Das finde ich persönlich ja ein ganz schlechtes Beispiel. Geld abheben ist etwas, wo ich absolut keinen menschlichen Kontakt brauche, das zieht alles nur in die Länge…
Außerdem hasse ich nichts mehr, als beim Einkaufen o.ä. von völlig Fremden angequatscht zu werden, ich finde das unglaublich anstrengend.
Aber vielleicht bin ich auch nur „schon kaputt“ :) oder ich habe noch zu viele soziale Kontakte, um das noch nicht schätzen zu können.

Aber da würde ich ganz klar unterscheiden zwischen Tätigkeiten, die ich ergebnisorientiert durchführe, wie Einkaufen und Geld abheben.
Das mache ich aus purer Notwendigkeit, da brauch ich niemanden zum quatschen, ich will das möglichst schnell über die Bühne bringen.
Anders aber „erlebnisorientierte“ Tätigkeiten, die man eben nicht tut, weil man halt muss, sondern weil man will. Da könnte ich es mir schon eher vorstellen.

Aber das geht glaube ich auch in die Richtung, in die Yamagi schon wollte: Wenn die Gesellschaft Digitalisierung und Automatisierung als Chance begreifen würde,
und sich dahingehend ändern würde, dass es eben keine Zweiklassengesellschaft gibt, in der manche Arbeiten und manche nicht,
sondern „Arbeit“ ein Hobby ist wie jedes andere auch (z.B. an FreeBSD programmieren),
dann könnte man eben die notwendigen, „ergebnisorientierten“ Tätigkeiten automatisieren und dort die menschliche Interaktion herausfaktorieren,
und die „frei gewordenen (zeitlichen) Ressourcen“ könnten dann „gewinnbringend“ für die Gesellschaft an anderer Stelle zum Einsatz kommen.

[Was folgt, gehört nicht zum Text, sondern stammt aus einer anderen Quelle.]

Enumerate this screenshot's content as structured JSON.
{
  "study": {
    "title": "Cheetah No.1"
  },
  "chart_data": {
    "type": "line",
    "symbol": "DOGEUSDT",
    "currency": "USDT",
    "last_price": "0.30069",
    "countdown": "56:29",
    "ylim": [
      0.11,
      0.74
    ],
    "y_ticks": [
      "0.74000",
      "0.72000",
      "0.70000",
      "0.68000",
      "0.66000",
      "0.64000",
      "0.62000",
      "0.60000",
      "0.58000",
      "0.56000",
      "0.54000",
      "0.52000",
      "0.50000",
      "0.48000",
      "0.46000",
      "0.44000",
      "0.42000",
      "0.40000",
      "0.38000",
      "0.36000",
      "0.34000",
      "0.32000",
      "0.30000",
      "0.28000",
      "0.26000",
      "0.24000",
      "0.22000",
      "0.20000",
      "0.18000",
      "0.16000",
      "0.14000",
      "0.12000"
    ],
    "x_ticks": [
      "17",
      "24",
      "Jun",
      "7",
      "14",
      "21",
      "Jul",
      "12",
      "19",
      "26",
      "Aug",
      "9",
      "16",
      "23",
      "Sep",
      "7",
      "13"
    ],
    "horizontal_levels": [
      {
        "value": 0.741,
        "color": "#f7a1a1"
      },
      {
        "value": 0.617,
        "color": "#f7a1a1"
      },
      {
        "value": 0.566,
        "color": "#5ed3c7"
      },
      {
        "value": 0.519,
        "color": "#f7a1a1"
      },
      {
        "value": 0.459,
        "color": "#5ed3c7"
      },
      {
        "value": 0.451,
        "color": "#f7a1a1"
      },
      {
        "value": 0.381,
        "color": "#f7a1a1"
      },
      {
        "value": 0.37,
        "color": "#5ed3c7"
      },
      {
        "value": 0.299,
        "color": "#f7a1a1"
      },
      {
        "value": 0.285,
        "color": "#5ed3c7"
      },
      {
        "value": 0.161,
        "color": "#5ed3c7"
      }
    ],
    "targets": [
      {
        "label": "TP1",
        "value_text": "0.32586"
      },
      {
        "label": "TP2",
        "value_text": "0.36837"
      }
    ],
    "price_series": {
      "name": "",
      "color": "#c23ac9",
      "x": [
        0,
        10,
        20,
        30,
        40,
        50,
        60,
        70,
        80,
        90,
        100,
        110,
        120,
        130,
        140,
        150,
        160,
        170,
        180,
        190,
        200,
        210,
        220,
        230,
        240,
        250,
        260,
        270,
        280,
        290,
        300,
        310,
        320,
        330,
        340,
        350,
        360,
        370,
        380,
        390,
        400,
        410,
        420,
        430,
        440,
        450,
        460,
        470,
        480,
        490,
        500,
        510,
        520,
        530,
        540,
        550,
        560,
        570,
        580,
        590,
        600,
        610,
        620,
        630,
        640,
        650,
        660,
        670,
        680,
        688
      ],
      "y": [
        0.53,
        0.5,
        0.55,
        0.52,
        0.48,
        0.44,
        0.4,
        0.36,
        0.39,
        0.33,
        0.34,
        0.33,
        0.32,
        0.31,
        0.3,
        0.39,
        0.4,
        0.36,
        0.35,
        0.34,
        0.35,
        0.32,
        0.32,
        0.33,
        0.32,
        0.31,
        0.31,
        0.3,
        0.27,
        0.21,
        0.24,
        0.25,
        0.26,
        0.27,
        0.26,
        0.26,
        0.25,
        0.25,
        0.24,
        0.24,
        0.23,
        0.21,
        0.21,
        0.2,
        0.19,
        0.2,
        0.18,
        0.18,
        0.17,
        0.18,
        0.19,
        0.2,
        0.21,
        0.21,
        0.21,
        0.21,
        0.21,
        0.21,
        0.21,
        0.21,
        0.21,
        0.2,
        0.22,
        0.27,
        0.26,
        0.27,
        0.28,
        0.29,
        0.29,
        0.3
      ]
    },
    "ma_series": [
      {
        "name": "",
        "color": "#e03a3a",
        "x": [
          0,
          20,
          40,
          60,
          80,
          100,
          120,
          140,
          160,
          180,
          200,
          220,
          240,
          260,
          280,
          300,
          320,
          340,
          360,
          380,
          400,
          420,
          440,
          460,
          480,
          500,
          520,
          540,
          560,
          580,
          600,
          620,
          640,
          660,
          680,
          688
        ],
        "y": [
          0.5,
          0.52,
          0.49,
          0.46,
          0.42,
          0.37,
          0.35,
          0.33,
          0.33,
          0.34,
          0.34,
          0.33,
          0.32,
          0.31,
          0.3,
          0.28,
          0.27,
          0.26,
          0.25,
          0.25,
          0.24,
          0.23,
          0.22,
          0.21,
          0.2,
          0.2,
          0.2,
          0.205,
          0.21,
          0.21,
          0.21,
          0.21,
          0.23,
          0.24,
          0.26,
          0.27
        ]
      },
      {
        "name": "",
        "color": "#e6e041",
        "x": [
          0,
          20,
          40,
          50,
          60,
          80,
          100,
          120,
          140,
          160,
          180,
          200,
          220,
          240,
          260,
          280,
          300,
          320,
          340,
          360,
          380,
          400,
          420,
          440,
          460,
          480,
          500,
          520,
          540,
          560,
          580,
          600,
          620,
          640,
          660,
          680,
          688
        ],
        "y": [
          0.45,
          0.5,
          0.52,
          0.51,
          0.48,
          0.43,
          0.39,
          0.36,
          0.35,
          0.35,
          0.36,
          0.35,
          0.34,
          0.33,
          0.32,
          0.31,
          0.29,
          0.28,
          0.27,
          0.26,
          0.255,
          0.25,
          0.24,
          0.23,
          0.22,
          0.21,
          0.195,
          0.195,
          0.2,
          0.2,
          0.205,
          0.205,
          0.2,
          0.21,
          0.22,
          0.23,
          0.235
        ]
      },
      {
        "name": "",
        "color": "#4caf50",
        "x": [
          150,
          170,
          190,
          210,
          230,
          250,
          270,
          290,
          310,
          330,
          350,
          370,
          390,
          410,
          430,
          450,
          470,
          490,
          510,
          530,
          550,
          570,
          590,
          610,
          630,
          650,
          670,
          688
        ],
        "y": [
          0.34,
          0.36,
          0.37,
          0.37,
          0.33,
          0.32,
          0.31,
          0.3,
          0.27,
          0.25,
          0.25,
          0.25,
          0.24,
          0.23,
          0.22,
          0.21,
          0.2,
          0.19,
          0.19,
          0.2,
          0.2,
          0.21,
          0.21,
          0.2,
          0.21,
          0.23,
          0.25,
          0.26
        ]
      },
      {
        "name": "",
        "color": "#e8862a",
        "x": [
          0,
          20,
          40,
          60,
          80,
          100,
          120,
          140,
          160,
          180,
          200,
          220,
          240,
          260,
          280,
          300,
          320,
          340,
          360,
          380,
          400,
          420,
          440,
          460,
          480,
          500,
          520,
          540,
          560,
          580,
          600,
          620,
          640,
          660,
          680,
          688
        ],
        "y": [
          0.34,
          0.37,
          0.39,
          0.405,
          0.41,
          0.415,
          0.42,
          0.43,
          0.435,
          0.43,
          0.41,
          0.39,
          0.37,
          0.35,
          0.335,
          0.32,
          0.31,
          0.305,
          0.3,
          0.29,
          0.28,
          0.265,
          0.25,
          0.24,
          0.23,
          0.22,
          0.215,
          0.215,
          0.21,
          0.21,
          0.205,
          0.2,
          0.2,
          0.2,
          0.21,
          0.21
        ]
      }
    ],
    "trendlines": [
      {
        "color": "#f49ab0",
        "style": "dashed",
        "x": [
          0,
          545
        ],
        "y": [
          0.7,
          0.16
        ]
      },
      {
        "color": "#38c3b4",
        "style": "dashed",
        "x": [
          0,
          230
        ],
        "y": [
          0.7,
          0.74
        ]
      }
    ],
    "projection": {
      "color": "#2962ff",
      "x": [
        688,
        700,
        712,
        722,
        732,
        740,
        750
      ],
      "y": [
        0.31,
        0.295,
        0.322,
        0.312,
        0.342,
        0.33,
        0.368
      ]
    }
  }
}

Aber das ist eine reine Utopie, da so eine Situation das Weltbild unserer erzkonservativen Overlords sprengt,
in welchem sich der Mensch über Arbeit definiert.
Außerdem lassen Solidarität und Freundlichkeit unter den Menschen immer mehr nach,
so dass *leider* das Einkaufen und Geld abheben für ältere Menschen notwendig ist,
um ihre sozialen Bedürfnisse zu befriedigen.

tl;dr: Digitalisierung ist scheiße, wenn die Gesellschaft sich nicht ändert.
 
Wir dürfen auch die sozialen Verwerfungen, die die Digitalisierung mit sich bringt, nicht vergessen. Jeder wird mal älter. Und ältere Menschen vereinsamen, wenn Sie keine normalen Kontakte in der Lebenswirklichkeit mehr haben dürfen, weil sich alles nur noch in virtuellen Welten stattfindet. Das fängt bei ganz einfachen Dingen an.

Das Thema um die "Sozialen Kontakte" finde ich hinsichtlich der Digitalisierung nicht mal so brisant. Sicherlich gab's Veränderungen, aber ich sehe diese nicht als zentral bzw dermassen verheerend wie es oft (wie eben auch von Lanier) dargestellt wird. Vor Allem sollte man da auch nicht zur Einseitigkeit verleitet werden. Immherin hatte die Digitalisierung ja auch durchaus positive diesbezügliche Aspekte.
Ähnlich gilt dies für ältere Menschen. Die sog. Vereinsamung ist ja kein Phänomen der Digitalisierung, sondern ein soziokulturelle Angelegenheit im Allgemeinen.
Und auch hier bot gerade das Internet und die PC's im Allgemeinen älteren Menschen manche Möglichkeiten, die viele aufgrund eingeschränkter Mobilität sonst nicht hätten nutzen können.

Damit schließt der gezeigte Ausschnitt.